Esta é uma rubrica muito pessoal, que introduz a banda sonora de uma vida. Não há grandes regras a não ser a de seguir uma sequência cronológica, escolher não mais que um disco por banda ou autor e inserir não mais que um videoclipe por álbum, para que a coisa mantenha um tom adequadamente telegráfico.

 

Breakfast in America – Supertramp

“Take a look at my girlfriend, she’s the only one I got
Not much of a girlfriend, I’ve never seem to get a lot”
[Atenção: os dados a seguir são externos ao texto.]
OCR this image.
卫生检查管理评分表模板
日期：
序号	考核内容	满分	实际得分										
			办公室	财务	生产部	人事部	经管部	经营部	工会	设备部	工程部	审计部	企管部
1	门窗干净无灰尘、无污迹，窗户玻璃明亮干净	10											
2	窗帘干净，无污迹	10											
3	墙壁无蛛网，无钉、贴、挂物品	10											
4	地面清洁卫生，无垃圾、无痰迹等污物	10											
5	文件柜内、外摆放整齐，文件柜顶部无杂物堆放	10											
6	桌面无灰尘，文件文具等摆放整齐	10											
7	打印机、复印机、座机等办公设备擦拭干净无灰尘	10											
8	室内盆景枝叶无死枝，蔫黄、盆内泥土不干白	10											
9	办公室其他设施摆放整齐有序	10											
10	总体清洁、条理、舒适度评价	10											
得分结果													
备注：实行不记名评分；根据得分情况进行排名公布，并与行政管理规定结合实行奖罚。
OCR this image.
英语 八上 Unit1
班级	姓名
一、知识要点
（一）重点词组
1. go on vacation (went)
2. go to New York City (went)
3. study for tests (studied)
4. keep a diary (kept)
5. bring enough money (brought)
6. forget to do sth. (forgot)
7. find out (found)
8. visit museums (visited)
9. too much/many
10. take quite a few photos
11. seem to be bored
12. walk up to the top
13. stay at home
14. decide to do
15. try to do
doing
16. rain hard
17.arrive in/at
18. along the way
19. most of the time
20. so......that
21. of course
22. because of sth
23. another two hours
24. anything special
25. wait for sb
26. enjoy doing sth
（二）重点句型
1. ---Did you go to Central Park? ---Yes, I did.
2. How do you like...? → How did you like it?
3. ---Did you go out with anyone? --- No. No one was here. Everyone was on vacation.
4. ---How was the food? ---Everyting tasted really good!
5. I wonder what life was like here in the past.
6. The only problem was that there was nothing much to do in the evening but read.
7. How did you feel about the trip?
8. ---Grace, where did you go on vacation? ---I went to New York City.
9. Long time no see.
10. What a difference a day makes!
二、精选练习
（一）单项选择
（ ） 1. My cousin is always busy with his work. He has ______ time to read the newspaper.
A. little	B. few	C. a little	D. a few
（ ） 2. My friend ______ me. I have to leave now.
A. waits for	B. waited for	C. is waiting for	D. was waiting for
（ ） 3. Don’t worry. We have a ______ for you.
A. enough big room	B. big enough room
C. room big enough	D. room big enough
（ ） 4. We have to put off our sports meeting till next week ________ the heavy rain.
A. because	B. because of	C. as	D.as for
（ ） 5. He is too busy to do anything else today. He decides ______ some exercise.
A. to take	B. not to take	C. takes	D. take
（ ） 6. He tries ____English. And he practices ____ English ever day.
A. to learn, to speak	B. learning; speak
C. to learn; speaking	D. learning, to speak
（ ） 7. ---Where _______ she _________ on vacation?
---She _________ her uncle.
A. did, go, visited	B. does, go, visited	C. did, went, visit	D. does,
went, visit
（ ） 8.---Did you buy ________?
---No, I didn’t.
Ao facto de estar com dificuldades em avançar nos anos 80, acresce um regresso a 1979. Mas tem que ser. O primeiro concerto da minha vida é o da digressão deste disco imortal, no Dramático de Cascais. Era tão novinho que mesmo o meu melhor amigo, que era dois anos mais velho do que eu, teve que levar a irmã para tomar conta da gente.
Como acontece com todos os casos anteriores, este disco sou eu e vice-versa. A quantidade de horas de felicidade que os Supertramp me ofereceram, no correr da vida, com esta obra de arte pop, não tem contabilidade possível. Enquanto em discos de que já falei e noutros que mencionarei a seguir, estes são os anos iniciais da celebração romântica que infectou a pop da década de 80, Rick Davies e Roger Hodgson propõem um registo mais cínico e existencialista, que é um um dedo indicador a rodar sobre uma ferida aberta. Como um estranho e anacrónico pequeno-almoço com Sartre, num café da Broadway, “Breakfast In America” é um triunfo artístico porque nos faz cantar no duche, sim, mas sobretudo porque nos faz pensar na vida. E no seu peso insustentável.
Uma refeição para os anais.

 

Approved By The Motors – The Motors

1978. Estes rapazinhos aqui com um ar excessivamente limpinho para serem estrelas rock do seu tempo lançam uma anacrónica e absolutamente fabulástica rodela de vinil, que está tão perto da perfeição melódica e é tão certinha e faz tanto sentido nos tímpanos que é quase impossível pensar que foi gravado na época estridente e apunkalhada em que foi gravado.
Canções como “Forget About You” e “Airport” são excessivamente belas para compaginarem com aquilo que os Ramones, os Clash, os B-52” ou os Tubes faziam na altura. São hinos com asas de cera, frágeis mas épicos, como se Ícaro de repente assumisse uma carreira na indústria musical do século XX.
Há qualquer coisa nos acordes vibrantes deste disco que apela aos nossos melhores instintos. Há qualquer fenómeno harmónico neste breves e despretensiosos temas que é de uma pureza, de uma crueldade sem malícia, de uma fé na música, que é simplesmente enternecedor. Que nos eleva para além dos ridículos e das incertezas. Que nos transporta para o aeroporto da nostalgia.

 

 

A Flock of SeagullsA Flock of Seagulls

O filme de ficção científica que nunca realizei tem esta banda sonora. 38 anos depois de ter sido gravado, o sacana do disco ainda soa muito à frente: é uma decadente-futurista e visionária discoteca do século quarenta e dois com, convenhamos, a capa mais feia que alguma vez escondeu uma rodela de vinil. Mas também com uma malha que deve estar entre as minhas 20 mais amadas de sempre: “Spage Age Love Song”. A letra, que disputa com alguns temas dos Ramones o título do minimalismo absoluto, é preguiçosa à brava. A progressão melódica, também. Mas o riff é incrível e há coisas que não se explicam nem requerem aprovação académica e uma dessas coisas é esta música.
A Flock of Seagulls. A banda que vai contigo para Marte.